Jakarta,
Proses revisi Kitab Undang-Undang Hukum Acara Pidana (KUHAP) kembali mencuri perhatian publik setelah terungkapnya pembentukan tim kecil oleh mantan Wakil Menteri Hukum dan Hak Asasi Manusia (Wamenkumham) Eddy Hiariej. Keberadaan tim ini diduga menjadi arena negosiasi pasal-pasal krusial yang belum disepakati secara terbuka, memunculkan kekhawatiran atas transparansi dalam amendemen salah satu undang-undang paling fundamental di bidang hukum ini.
Tim Khusus di Balik Pembahasan Revisi KUHAP
Revisi KUHAP telah lama digadang-gadang sebagai upaya modernisasi sistem peradilan pidana Indonesia. Namun, prosesnya kerap diwarnai polemik, mulai dari perdebatan substansi hingga mekanisme pembahasan yang dinilai tidak partisipatif.
Belakangan, terungkap bahwa mantan Wamenkumham Eddy Hiariej membentuk tim kecil yang bertugas membahas pasal-pasal sensitif dalam draf revisi. Tim ini dikabarkan terdiri dari pakar hukum, perwakilan lembaga penegak hukum, dan beberapa pihak terkait, namun cenderung tertutup dari publik.
Sejumlah sumber menyebutkan, tim tersebut menjadi ruang rahasia tempat negosiasi pasal-pasal kontroversial, seperti:
1. Pembatasan Praperadilan – Ada usulan membatasi ruang lingkup praperadilan, yang dikhawatirkan melemahkan kontrol terhadap kesewenang-wenangan penegak hukum.
2. Penyadapan dan Pengawasan – Revisi mengatur perluasan kewenangan penyadapan, tetapi berpotensi berbenturan dengan hak privasi.
3. Asas Presumption of Innocence – Beberapa pihak menilai ada pasal yang dapat mengikis prinsip presumption of innocence (asas praduga tak bersalah).
Kritik atas Keterbukaan Proses Revisi
Pembentukan tim kecil ini memicu kritik dari sejumlah kalangan, termasuk akademisi dan pegiat hukum. Mereka menilai proses revisi KUHAP seharusnya melibatkan partisipasi publik lebih luas, mengingat KUHAP adalah procedural law yang berdampak langsung pada hak-hak dasar warga negara.

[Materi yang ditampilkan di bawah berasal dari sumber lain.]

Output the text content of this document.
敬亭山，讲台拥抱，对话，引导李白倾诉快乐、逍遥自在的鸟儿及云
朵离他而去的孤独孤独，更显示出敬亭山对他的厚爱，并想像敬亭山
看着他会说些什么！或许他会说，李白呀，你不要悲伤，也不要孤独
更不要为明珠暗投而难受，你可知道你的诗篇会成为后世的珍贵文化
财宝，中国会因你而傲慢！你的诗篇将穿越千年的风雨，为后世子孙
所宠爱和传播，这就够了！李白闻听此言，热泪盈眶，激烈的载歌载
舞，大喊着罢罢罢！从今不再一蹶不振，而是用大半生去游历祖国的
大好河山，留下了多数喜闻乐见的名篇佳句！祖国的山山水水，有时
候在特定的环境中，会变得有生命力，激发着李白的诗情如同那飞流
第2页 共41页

“Revisi KUHAP tidak boleh dibahas secara tertutup oleh segelintir orang. Masyarakat berhak tahu dan memberikan masukan, karena ini menyangkut perlindungan hak asasi dalam proses hukum,” ujar [Nama Pakar Hukum, jika ada].
Program ‘Bocor Alus Politik’: Dinamika di Balik Layar
Isu tim rahasia ini juga diangkat dalam program Bocor Alus Politik, yang mengulas dinamika lobi-lobi politik di balik revisi KUHAP. Program tersebut menyoroti bagaimana kepentingan berbagai pihak, termasuk lembaga penegak hukum, saling bersaing dalam memengaruhi draf akhir revisi.
Respons Pemerintah
Ketika dikonfirmasi, mantan Wamenkumham Eddy Hiariej membantah adanya ketertutupan dalam proses revisi. Ia menegaskan bahwa tim kecil dibentuk untuk mempercepat pembahasan pasal-pasal teknis, sementara masukan publik tetap diterima melalui mekanisme resmi.
“Kami tetap berkomitmen pada proses yang transparan. Tim ini hanya membantu mematangkan draf sebelum dibahas lebih luas,” kata Eddy.
Namun, skeptisisme tetap muncul, terutama karena revisi KUHAP kerap disebut sebagai proyek politis yang dapat menguntungkan pihak tertentu.
Apa yang Perlu Diwaspadai?
Revisi KUHAP adalah momentum penting untuk memperbaiki sistem peradilan pidana Indonesia. Namun, jika prosesnya tidak transparan, dikhawatirkan justru melahirkan celah baru yang dapat disalahgunakan untuk melemahkan perlindungan hukum warga negara.
Masyarakat dan pemangku kepentingan perlu terus memantau perkembangan revisi ini, mendorong keterbukaan, dan memastikan bahwa KUHAP yang baru benar-benar berorientasi pada keadilan, bukan kepentingan segelintir elite.